Well, it seems clear how the error in the historical record about the position of Escombrera crept in. Because, as a recent Spanish book all about the island explains, “[Viewed] from the innermost part of the bay of Cartagena, the island of Escombreras seems to close off the mouth of the harbour almost completely.” In other words, seen from a vantage point at the southern edge of the city, the island does look like it sits squarely in the mouth of the harbour, and it follows that that is where the original source behind Polybius, Livy, and indirectly Virgil (who for various reasons is most likely someone even earlier than Q. Ennius), must have been standing when they noted down their entirely false eyewitness impression.

CNviewSo we can tell that someone, sometime sat on the dock of the Carthago Nova bay and shared an optical illusion with posterity. But who was it?

It may at a stretch have been Polybius himself, who certainly visited Carthago Nova in the second century BC. But there’s reason to believe that Polybius was mainly dependent for his account of the city on earlier sources. On whom precisely is a matter of speculation, but there seem to be four contenders: Scipio Africanus himself, who wrote a letter about his campaigns in Spain and at Carthago Nova to king Philip V of Macedon (Polybius 10.9.3); C. Laelius, a close friend of Scipio and an important informant of Polybius (Polybius 10.3.2); or most likely of all, one of two historians of whose work very little survives, but whom we know Polybius used extensively in his own history, Q. Fabius Pictor and Silenus.

Q. Fabius Pictor is an important figure in Roman literature, the very first Roman historian, although his history of Rome was, originally at least, written in Greek, the language of such intellectual pursuits as history writing and geography. Fabius would be a strong candidate for our eyewitness if his history extended down as far as 209BC, the date of the capture of Carthago Nova, and that is far from certain. (To be honest, very little is certain about Q. Fabius Pictor.) Fabius was exceptionally well-connected on the Roman political scene, a member of one of the most prestigious families in a very prestige-obsessed city, and second cousin of one of Hannibal’s most effective opponents, Q. Fabius Maximus Verrucosus, known for his tactics as Cunctator, “the Delayer”. Fabius Pictor had a political career himself, it seems, before turning to writing history with the advantage of his extensive insider knowledge; the section of his history devoted to the Punic Wars adopted a predictably pro-Roman stance.
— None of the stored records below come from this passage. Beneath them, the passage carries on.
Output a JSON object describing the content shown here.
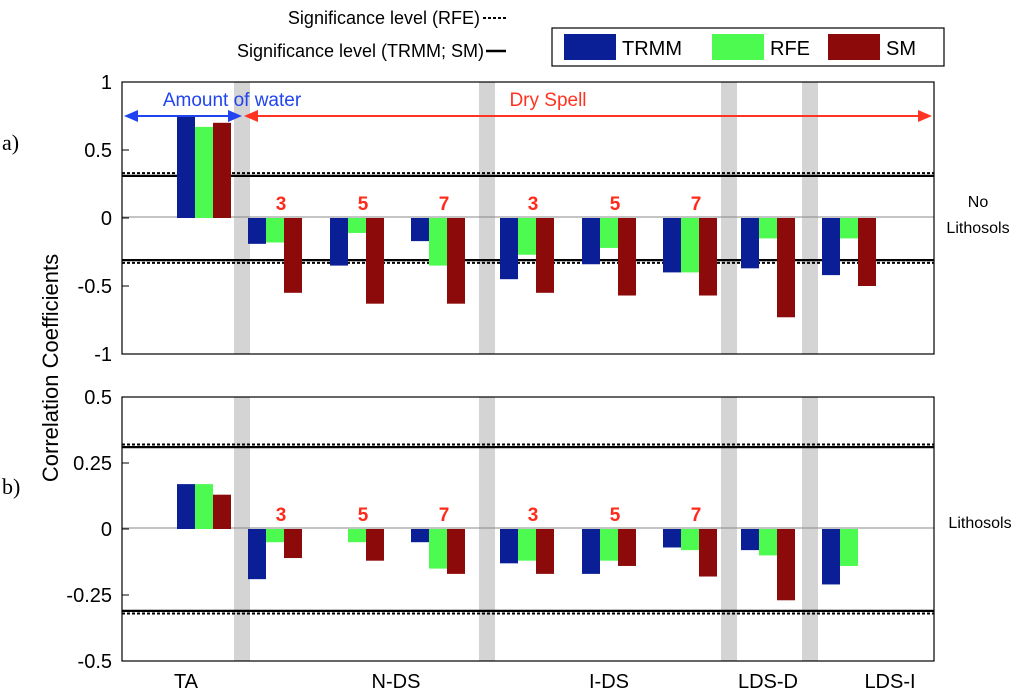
{
  "chart_data": [
    {
      "type": "bar",
      "panel_label": "a)",
      "side_label": [
        "No",
        "Lithosols"
      ],
      "ylim": [
        -1,
        1
      ],
      "yticks": [
        "-1",
        "-0.5",
        "0",
        "0.5",
        "1"
      ],
      "categories": [
        "TA",
        "N-DS 3",
        "N-DS 5",
        "N-DS 7",
        "I-DS 3",
        "I-DS 5",
        "I-DS 7",
        "LDS-D",
        "LDS-I"
      ],
      "series": [
        {
          "name": "TRMM",
          "values": [
            0.75,
            -0.19,
            -0.35,
            -0.17,
            -0.45,
            -0.34,
            -0.4,
            -0.37,
            -0.42
          ]
        },
        {
          "name": "RFE",
          "values": [
            0.67,
            -0.18,
            -0.11,
            -0.35,
            -0.27,
            -0.22,
            -0.4,
            -0.15,
            -0.15
          ]
        },
        {
          "name": "SM",
          "values": [
            0.7,
            -0.55,
            -0.63,
            -0.63,
            -0.55,
            -0.57,
            -0.57,
            -0.73,
            -0.5
          ]
        }
      ],
      "bar_labels": [
        "",
        "3",
        "5",
        "7",
        "3",
        "5",
        "7",
        "",
        ""
      ],
      "significance_rfe": 0.33,
      "significance_trmm_sm": 0.31,
      "annotations": [
        "Amount of water",
        "Dry Spell"
      ]
    },
    {
      "type": "bar",
      "panel_label": "b)",
      "side_label": [
        "Lithosols"
      ],
      "ylim": [
        -0.5,
        0.5
      ],
      "yticks": [
        "-0.5",
        "-0.25",
        "0",
        "0.25",
        "0.5"
      ],
      "categories": [
        "TA",
        "N-DS 3",
        "N-DS 5",
        "N-DS 7",
        "I-DS 3",
        "I-DS 5",
        "I-DS 7",
        "LDS-D",
        "LDS-I"
      ],
      "series": [
        {
          "name": "TRMM",
          "values": [
            0.17,
            -0.19,
            0.0,
            -0.05,
            -0.13,
            -0.17,
            -0.07,
            -0.08,
            -0.21
          ]
        },
        {
          "name": "RFE",
          "values": [
            0.17,
            -0.05,
            -0.05,
            -0.15,
            -0.12,
            -0.12,
            -0.08,
            -0.1,
            -0.14
          ]
        },
        {
          "name": "SM",
          "values": [
            0.13,
            -0.11,
            -0.12,
            -0.17,
            -0.17,
            -0.14,
            -0.18,
            -0.27,
            0.0
          ]
        }
      ],
      "bar_labels": [
        "",
        "3",
        "5",
        "7",
        "3",
        "5",
        "7",
        "",
        ""
      ],
      "significance_rfe": 0.32,
      "significance_trmm_sm": 0.31
    }
  ],
  "ylabel": "Correlation Coefficients",
  "xgroups": [
    "TA",
    "N-DS",
    "I-DS",
    "LDS-D",
    "LDS-I"
  ],
  "legend": {
    "entries": [
      "TRMM",
      "RFE",
      "SM"
    ],
    "placement": "top-right"
  },
  "significance_legend": {
    "rfe": "Significance level (RFE)",
    "trmm_sm": "Significance level (TRMM; SM)"
  },
  "colors": {
    "TRMM": "#0a1e96",
    "RFE": "#4dfa50",
    "SM": "#8c0a0a",
    "amount_arrow": "#2244ee",
    "dry_arrow": "#ff3322",
    "bar_label": "#ff2a1a",
    "separator": "#d4d4d4"
  }
}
But my candidate for the man staring out to sea is the Greek historian Silenus. Probably a native of the city of Caleacte in Sicily, Silenus was part of Hannibal’s retinue during his famous fifteen-year campaign in Italy, which started with Hannibal’s departure from Carthago Nova in 218BC, “recording the actions of Hannibal with great diligence,” according to Cicero (Div. 1.49) as he inflicted such catastrophic defeats on the Romans as Trasimene and Cannae. Among other things, the fragments of Fabius and Silenus suggest interesting ways in which the Romans and Carthaginians competed for hearts and minds, both for example keen to associate their side of the war with the hero-god Heracles/Hercules/Melqart, a figure worshipped across the Mediterranean and especially popular among the non-Roman peoples of the Italian peninsula, whose sympathies were of crucial importance in the conflict.

So was it Silenus standing there gazing out at Escombrera in the spring of 218BC? It is the very purest speculation, but one thing that makes me want to believe it is that Strabo (3.5.7) refers to Silenus as “something of an idiotes” on geographical matters, and while the Greek word idiotes doesn’t quite mean “idiot”, it comes pretty close to “hopeless amateur”.

That would be a fair assessment of the original source of the information about the location of Escombrera.